Nelle compilazioni standard il compilatore prende migliaia di piccole decisioni:
– incorporare una funzione direttamente nel codice o chiamarla separatamente;
– quale ramo di un'istruzione condizionale sarà probabilmente eseguito.
Queste decisioni si basano su suggerimenti statistici all'interno del codice e non sempre riflettono il comportamento reale del programma. AutoFDO cambia approccio: il compilatore riceve veri “percorsi di esecuzione” (cioè le catene di istruzioni più frequenti), che vengono registrati durante l'uso del dispositivo, e poi li utilizza per un'ottimizzazione più accurata.
Come vengono raccolti i dati
* I parchi di dispositivi reali possono fornire le informazioni necessarie, ma Google preferisce sintetizzare profili basati su carichi di lavoro rappresentativi.
* Nei test vengono avviati circa 100 delle applicazioni più popolari.
* Un profiler “selettivo” speciale determina quali sezioni del codice sono effettivamente usate spesso e quali raramente.

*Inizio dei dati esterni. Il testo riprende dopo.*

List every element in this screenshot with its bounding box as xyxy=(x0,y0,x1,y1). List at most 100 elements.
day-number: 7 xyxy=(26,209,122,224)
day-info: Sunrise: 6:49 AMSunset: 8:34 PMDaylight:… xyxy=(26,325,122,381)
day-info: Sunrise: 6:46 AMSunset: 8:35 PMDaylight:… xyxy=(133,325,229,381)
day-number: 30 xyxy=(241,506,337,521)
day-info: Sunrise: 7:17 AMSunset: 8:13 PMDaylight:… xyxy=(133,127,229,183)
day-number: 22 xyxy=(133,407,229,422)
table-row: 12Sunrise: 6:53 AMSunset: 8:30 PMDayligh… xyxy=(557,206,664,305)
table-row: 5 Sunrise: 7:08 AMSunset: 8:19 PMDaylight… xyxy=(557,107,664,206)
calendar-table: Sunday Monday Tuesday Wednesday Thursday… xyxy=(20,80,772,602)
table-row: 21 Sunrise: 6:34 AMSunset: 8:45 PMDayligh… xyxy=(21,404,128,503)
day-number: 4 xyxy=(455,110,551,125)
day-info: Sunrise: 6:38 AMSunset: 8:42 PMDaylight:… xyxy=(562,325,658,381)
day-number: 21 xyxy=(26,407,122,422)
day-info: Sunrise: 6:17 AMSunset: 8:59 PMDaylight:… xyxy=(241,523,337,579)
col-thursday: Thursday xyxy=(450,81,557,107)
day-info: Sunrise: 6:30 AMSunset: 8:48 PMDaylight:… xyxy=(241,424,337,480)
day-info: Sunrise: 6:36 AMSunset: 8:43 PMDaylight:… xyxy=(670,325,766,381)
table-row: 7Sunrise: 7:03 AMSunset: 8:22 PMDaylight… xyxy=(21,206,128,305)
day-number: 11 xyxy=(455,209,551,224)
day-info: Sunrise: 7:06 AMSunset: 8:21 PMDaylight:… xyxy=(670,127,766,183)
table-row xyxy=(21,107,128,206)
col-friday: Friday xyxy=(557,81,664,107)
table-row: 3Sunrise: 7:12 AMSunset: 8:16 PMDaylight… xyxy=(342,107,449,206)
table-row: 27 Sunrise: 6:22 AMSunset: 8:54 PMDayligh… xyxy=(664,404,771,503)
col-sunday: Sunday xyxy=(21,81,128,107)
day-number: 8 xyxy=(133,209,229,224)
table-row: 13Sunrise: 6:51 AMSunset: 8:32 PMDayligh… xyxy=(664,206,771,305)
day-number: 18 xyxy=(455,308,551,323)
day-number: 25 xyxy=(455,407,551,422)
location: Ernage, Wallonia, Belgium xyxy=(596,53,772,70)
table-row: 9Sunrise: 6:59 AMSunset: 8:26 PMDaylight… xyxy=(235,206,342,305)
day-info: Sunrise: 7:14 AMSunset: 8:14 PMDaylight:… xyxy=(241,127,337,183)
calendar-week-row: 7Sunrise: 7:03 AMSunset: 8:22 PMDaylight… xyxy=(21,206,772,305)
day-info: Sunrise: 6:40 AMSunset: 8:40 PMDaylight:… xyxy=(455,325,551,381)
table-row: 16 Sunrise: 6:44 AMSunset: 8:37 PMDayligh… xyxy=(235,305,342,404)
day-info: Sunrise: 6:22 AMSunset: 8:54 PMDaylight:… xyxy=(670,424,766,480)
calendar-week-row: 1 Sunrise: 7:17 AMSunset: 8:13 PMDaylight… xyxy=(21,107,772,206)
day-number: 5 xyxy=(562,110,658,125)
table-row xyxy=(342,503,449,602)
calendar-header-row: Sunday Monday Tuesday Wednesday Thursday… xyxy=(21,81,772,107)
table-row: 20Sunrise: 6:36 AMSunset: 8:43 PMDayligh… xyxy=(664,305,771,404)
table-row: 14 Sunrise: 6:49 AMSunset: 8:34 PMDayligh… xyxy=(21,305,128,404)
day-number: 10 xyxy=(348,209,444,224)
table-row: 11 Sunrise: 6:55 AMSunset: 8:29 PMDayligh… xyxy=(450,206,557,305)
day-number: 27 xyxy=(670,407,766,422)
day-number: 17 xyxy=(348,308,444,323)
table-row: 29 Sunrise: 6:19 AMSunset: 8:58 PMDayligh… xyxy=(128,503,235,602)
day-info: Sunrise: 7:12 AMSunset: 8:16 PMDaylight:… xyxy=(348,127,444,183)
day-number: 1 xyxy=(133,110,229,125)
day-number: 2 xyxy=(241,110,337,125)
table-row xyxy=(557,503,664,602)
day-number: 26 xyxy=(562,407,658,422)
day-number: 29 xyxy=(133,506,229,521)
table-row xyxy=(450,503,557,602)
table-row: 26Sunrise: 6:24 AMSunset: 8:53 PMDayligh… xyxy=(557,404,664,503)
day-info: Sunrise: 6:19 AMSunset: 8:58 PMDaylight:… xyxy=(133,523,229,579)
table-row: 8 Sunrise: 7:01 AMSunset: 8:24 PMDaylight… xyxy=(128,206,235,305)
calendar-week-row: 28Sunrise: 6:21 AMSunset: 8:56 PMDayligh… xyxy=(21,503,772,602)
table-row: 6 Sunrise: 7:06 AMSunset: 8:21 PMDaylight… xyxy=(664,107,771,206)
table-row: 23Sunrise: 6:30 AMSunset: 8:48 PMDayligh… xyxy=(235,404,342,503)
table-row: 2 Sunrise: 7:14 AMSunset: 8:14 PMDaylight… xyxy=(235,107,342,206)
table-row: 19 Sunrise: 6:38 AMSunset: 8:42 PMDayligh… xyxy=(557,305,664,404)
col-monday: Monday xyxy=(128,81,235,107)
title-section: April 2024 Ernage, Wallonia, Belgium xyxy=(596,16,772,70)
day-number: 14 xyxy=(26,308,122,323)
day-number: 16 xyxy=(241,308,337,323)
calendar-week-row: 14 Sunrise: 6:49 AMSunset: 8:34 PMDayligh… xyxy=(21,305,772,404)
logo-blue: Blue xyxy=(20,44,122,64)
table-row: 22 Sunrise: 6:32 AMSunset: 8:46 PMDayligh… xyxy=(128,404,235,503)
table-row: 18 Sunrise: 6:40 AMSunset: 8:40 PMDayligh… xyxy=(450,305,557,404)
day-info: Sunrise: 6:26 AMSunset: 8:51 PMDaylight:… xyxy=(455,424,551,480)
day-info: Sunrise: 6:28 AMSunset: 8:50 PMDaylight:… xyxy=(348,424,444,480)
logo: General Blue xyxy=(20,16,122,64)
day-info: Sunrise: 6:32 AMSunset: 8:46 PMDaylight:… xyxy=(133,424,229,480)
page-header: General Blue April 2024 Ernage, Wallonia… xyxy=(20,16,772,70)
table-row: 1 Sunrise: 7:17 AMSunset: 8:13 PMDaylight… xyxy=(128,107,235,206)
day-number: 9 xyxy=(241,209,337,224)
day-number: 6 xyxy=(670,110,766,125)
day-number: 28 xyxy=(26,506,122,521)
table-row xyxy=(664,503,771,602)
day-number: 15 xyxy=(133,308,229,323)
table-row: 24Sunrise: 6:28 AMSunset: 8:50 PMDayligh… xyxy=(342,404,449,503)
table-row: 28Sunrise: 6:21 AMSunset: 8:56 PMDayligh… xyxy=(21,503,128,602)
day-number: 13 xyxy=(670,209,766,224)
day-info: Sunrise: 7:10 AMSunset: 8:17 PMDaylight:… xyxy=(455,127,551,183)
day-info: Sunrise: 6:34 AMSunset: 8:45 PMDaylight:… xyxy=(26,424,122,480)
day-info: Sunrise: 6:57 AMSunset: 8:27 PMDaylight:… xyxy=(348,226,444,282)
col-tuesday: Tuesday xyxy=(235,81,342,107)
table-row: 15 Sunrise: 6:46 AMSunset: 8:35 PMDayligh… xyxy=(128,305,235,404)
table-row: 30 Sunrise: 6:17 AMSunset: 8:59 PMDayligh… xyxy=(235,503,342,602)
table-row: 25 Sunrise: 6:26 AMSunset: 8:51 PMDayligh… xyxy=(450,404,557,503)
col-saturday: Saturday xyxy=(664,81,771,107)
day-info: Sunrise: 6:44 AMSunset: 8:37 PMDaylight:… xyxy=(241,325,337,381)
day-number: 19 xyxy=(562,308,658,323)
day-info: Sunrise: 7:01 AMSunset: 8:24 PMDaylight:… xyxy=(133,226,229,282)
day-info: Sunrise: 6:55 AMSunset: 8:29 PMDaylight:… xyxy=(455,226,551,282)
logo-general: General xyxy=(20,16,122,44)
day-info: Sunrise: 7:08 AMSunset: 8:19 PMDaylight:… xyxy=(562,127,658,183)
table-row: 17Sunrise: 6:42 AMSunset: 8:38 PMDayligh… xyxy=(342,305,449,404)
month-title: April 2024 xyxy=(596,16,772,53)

I profili ottenuti vengono applicati alla ricompilazione del kernel, e il compilatore inizia a prendere decisioni più fondate, coerenti con i carichi di lavoro reali di Android.
Risultati dei primi test
* Il caricamento del sistema operativo è stato accelerato dell'2,1 %.
* L'avvio delle applicazioni dallo stato “freddo” (completamente scaricate) è migliorato del 4,3 %.
* Sono stati osservati anche lievi aumenti di altri parametri meno evidenti per l'utente.
Come sarà implementato
* AutoFDO sarà incluso nel kernel in modo predefinito e conservativo: se il processo esce dai modelli preimpostati, il sistema tornerà ai metodi di ottimizzazione precedenti.
* La tecnologia apparirà nelle nuove versioni del kernel Android:
* Android 16 (kernel 6.12),
* Android 15 (kernel 6.6) e
* in future release, incluso Android 17 (kernel 6.18).
Cosa offrirà agli utenti
Google afferma che l'implementazione di AutoFDO porterà a:
* un'interfaccia più reattiva,
* un rapido passaggio tra le applicazioni,
* una maggiore durata della batteria e
* una performance complessiva migliorata dei dispositivi.
Di conseguenza, l'ottimizzazione in background basata su scenari di esecuzione reali dovrebbe rendere i telefoni Android più veloci ed efficienti senza cambiamenti evidenti nell'esperienza utente.